During the 2025 legislative session, Krasner voted against several high-profile education bills introduced by the Democratic majority. She opposed Assembly Bill 416 and Assembly Bill 445, which aimed to expand legal protections for librarians and limit the removal of challenged books from school and public libraries. The bills were introduced in response to an increase in book challenges, particularly those targeting materials related to race, gender identity, and sexual orientation. She also voted against Assembly Bill 205, which would have transitioned sex education to an opt-out model, thereby making instruction available to all students unless parents declined participation.
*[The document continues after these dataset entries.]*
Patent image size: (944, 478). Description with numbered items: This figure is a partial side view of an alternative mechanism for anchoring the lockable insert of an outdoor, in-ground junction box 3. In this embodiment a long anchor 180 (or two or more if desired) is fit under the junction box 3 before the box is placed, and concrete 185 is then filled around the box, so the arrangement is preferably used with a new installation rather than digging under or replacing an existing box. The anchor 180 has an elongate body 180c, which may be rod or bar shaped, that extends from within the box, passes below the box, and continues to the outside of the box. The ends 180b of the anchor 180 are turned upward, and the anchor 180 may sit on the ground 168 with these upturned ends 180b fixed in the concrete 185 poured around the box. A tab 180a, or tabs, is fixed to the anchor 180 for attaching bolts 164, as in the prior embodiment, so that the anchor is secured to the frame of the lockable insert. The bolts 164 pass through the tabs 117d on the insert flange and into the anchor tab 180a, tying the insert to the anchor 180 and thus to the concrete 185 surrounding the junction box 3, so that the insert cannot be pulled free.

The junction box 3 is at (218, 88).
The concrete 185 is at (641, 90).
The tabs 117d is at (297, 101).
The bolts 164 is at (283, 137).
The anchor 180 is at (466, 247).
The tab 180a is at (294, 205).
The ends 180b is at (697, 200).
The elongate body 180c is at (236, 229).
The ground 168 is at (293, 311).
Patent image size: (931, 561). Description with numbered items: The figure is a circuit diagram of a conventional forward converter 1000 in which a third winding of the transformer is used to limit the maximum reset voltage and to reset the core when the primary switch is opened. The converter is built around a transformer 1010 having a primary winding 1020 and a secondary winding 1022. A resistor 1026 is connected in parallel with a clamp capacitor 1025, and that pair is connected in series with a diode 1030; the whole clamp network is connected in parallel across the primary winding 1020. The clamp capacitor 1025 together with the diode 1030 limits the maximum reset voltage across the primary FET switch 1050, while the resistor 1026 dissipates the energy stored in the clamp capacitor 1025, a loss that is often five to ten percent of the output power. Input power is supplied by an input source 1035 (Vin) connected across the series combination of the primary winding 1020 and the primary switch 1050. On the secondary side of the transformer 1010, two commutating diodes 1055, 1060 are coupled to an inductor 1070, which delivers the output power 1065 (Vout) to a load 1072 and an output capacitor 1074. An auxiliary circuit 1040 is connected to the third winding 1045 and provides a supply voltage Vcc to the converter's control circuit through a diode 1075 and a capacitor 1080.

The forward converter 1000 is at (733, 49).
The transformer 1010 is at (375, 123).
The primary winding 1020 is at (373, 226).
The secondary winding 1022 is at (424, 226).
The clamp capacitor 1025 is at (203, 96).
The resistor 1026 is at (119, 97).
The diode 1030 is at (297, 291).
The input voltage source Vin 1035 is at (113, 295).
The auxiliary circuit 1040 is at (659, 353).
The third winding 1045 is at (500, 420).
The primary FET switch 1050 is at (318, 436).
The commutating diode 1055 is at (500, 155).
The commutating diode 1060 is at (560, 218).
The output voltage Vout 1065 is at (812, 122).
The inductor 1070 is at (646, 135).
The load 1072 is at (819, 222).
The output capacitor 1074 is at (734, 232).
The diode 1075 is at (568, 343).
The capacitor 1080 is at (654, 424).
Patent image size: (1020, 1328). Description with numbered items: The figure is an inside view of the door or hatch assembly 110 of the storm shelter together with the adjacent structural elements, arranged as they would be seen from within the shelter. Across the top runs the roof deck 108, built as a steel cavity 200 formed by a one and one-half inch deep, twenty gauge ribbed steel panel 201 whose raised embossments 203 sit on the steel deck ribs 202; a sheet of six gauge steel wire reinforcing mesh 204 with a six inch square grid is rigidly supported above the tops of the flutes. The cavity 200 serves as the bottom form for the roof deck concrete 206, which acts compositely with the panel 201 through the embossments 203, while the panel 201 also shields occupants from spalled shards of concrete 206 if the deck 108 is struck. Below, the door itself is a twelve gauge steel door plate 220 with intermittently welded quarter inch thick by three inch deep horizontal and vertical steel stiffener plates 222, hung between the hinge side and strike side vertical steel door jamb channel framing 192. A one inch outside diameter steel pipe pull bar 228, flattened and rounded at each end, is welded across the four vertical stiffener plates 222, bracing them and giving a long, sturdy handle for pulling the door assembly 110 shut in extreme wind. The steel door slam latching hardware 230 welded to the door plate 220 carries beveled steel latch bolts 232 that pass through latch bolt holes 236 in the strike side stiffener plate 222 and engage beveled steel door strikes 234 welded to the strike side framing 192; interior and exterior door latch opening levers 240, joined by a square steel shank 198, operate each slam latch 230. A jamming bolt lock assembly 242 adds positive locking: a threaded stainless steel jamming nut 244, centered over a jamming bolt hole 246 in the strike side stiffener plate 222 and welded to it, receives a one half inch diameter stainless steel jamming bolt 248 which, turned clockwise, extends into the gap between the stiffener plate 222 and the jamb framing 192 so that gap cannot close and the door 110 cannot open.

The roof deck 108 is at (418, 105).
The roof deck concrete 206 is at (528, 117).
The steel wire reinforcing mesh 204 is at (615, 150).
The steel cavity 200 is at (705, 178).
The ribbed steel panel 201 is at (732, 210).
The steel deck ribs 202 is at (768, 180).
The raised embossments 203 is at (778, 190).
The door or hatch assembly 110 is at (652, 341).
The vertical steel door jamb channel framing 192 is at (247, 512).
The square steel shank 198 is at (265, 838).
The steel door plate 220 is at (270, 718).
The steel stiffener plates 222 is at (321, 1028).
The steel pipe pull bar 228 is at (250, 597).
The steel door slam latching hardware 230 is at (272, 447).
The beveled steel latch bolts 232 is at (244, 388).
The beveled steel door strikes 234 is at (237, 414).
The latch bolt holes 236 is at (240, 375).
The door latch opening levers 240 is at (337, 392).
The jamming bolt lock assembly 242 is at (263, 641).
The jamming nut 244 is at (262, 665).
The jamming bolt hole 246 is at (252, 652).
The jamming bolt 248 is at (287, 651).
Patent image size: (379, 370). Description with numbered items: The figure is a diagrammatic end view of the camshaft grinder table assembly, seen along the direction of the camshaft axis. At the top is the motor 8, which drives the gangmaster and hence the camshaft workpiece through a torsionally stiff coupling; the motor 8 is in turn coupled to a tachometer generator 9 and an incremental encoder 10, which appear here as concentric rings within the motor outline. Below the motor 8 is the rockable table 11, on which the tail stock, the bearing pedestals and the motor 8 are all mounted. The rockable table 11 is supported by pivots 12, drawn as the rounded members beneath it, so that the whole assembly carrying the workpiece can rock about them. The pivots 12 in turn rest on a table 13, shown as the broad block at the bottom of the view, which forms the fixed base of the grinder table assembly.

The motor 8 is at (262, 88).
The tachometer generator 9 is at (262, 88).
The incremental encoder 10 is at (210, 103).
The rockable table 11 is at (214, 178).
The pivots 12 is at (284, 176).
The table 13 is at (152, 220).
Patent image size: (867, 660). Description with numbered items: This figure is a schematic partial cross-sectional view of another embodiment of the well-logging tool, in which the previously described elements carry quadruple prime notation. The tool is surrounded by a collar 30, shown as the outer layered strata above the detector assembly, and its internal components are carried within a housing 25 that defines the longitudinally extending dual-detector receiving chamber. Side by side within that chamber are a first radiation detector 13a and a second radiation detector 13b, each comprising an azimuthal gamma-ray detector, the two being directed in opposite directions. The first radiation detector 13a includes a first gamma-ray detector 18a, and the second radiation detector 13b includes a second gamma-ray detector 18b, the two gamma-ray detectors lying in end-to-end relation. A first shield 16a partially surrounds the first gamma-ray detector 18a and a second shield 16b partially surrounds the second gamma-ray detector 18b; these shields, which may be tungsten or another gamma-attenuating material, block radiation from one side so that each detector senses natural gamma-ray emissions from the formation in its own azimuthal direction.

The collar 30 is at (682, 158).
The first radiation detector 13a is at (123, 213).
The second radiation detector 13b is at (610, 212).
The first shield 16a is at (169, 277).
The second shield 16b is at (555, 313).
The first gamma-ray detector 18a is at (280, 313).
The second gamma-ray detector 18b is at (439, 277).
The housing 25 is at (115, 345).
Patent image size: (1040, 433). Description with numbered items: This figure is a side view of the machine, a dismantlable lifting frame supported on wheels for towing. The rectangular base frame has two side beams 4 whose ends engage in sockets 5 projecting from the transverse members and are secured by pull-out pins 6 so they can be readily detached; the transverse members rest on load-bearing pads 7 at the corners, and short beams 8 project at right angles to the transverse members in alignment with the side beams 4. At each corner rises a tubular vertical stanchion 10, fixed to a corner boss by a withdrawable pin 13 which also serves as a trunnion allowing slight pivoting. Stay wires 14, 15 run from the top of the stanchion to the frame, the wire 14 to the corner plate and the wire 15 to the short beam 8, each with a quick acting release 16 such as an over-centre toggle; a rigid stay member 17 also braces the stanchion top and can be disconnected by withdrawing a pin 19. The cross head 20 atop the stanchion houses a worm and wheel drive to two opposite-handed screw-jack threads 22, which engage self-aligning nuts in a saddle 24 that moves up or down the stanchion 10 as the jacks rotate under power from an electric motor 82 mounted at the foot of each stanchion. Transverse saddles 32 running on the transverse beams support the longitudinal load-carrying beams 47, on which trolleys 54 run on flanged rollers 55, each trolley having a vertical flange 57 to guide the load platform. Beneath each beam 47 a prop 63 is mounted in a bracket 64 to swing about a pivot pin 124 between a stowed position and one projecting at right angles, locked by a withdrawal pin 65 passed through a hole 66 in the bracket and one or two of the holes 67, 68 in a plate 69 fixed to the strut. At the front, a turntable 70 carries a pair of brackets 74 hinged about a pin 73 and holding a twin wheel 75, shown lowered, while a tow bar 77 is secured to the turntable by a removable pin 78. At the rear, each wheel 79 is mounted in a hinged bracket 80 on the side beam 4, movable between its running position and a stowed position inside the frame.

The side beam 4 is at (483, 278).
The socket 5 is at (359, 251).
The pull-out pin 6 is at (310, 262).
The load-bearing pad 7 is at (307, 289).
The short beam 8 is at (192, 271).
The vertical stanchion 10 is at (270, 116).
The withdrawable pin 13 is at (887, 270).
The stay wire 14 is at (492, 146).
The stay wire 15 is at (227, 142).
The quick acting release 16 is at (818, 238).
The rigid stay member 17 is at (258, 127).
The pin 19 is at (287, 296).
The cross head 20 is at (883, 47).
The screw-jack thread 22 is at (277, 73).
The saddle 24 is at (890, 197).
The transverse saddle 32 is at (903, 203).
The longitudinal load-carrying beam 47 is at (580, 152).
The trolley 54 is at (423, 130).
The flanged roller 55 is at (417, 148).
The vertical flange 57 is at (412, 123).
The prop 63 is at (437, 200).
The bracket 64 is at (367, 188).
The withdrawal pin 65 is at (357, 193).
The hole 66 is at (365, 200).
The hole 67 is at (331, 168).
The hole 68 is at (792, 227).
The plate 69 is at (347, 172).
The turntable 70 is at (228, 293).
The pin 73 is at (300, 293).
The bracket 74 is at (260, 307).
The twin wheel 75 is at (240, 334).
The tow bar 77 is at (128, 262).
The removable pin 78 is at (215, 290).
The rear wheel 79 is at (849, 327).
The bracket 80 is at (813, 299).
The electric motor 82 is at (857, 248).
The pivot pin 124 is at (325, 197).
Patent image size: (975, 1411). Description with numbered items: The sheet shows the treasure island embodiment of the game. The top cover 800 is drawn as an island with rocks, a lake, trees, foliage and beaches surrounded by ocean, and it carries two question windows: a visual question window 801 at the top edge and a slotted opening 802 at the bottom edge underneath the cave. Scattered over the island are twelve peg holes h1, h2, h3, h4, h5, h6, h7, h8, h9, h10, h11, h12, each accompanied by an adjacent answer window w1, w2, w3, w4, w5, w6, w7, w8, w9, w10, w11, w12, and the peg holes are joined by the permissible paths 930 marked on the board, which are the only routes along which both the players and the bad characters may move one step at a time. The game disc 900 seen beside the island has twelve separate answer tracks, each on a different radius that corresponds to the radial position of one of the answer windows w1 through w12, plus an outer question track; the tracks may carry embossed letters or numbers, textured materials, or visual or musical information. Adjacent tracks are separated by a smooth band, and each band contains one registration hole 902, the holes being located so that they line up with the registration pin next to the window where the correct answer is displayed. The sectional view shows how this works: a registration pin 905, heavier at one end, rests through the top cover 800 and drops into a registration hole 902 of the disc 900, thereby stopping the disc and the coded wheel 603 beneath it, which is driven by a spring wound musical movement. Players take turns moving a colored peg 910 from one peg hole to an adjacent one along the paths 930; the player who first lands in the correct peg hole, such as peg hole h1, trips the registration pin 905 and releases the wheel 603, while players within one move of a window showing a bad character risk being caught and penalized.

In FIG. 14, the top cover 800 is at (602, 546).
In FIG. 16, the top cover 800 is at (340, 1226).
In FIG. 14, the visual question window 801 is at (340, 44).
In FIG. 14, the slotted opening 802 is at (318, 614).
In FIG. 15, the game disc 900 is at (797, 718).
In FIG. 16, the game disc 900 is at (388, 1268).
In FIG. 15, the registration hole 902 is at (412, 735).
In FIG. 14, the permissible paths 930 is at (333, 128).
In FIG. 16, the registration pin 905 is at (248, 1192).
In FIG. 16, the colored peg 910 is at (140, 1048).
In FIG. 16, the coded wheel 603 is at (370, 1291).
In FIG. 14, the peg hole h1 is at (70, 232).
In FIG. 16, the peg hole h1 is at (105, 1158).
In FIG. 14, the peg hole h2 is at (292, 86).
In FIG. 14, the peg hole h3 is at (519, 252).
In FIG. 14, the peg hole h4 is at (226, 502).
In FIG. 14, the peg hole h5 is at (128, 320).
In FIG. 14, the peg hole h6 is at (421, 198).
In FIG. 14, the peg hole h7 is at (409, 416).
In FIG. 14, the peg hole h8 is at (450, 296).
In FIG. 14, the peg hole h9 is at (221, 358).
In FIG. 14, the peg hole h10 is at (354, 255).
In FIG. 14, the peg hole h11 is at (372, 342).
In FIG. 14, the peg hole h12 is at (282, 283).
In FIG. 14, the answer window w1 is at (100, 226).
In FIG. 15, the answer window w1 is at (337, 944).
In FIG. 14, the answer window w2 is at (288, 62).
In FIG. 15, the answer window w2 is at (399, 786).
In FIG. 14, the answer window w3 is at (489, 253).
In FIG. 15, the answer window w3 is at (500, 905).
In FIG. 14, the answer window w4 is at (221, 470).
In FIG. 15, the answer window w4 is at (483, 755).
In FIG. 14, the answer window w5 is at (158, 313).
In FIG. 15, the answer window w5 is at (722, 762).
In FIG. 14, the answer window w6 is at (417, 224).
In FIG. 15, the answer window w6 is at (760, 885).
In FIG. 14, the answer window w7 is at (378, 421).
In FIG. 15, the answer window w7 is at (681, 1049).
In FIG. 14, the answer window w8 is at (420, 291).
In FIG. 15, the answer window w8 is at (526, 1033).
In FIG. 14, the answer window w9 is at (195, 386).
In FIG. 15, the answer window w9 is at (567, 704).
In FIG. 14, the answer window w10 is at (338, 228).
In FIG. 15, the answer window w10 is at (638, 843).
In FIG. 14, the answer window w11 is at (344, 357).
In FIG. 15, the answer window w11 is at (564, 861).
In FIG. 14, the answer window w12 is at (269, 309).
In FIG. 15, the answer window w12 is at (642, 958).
In addition, she opposed Assembly Bill 441, which proposed new oversight and reporting standards for the Opportunity Scholarship program serving low-income students.

==Electoral history==

Nevada Assembly District 26 Republican primary, 2014
| Party |  | Candidate | Votes | % |
|  | Republican | Randy Kirner | 2,546 | 42.0% |  |
|  | Republican | Lisa Krasner | 2,029 | 34.0% |  |
|  | Republican | Robert Archie | 1,484 | 24.0% |  |
| Total votes |  |  | 6,059 | 100.0% |

Nevada Assembly District 26 general election, 2014
| Party |  | Candidate | Votes | % |
|  | Republican | Randy Kirner | 10,331 | 50.01% |  |
|  | Republican | Lisa Krasner | 10,320 | 49.99% |  |
| Total votes |  |  | 20,651 | 100.0% |

Nevada Assembly District 26 Republican primary, 2016
| Party |  | Candidate | Votes | % |
|  | Republican | Lisa Krasner | 3,448 | 55.3% |  |
|  | Republican | Jason Guinasso | 2,784 | 44.7% |  |
| Total votes |  |  | 6,232 | 100.0% |

Nevada Assembly District 26 general election, 2016
| Party |  | Candidate | Votes | % |
|  | Republican | Lisa Krasner | 30,682 | 100.0% |  |
| Total votes |  |  | 30,682 | 100.0% |

Nevada Assembly District 26 general election, 2018
| Party |  | Candidate | Votes | % |
|  | Republican | Lisa Krasner (incumbent) | 20,951 | 57.3% |  |
|  | Democratic | June Joseph | 15,581 | 42.7% |  |
| Total votes |  |  | 36,532 | 100.0% |

Nevada Assembly District 26 general election, 2020
| Party |  | Candidate | Votes | % |
|  | Republican | Lisa Krasner (incumbent) | 28,428 | 59.2% |  |
|  | Democratic | Vance Alm | 19,588 | 40.8% |  |
| Total votes |  |  | 48,016 | 100.0% |

Nevada State Senate District 16 Republican primary, 2022
| Party |  | Candidate | Votes | % |
|  | Republican | Lisa Krasner | 7,193 | 33.5% |  |
|  | Republican | Don Tatro (incumbent) | 5,903 | 27.5% |  |
|  | Republican | Monica Stabbert | 4,618 | 21.5% |  |
|  | Republican | Timothy Duvall | 3,769 | 17.5% |  |
| Total votes |  |  | 21,483 | 100.0% |

Nevada State Senate District 16 general election, 2022
| Party |  | Candidate | Votes | % |
|  | Republican | Lisa Krasner | 42,871 | 60.3% |  |
|  | Democratic | Aaron Sims | 28,172 | 39.7% |  |
| Total votes |  |  | 71,043 | 100.0% |

==Personal life==
Krasner and her husband, Charles, a doctor, have two adult sons.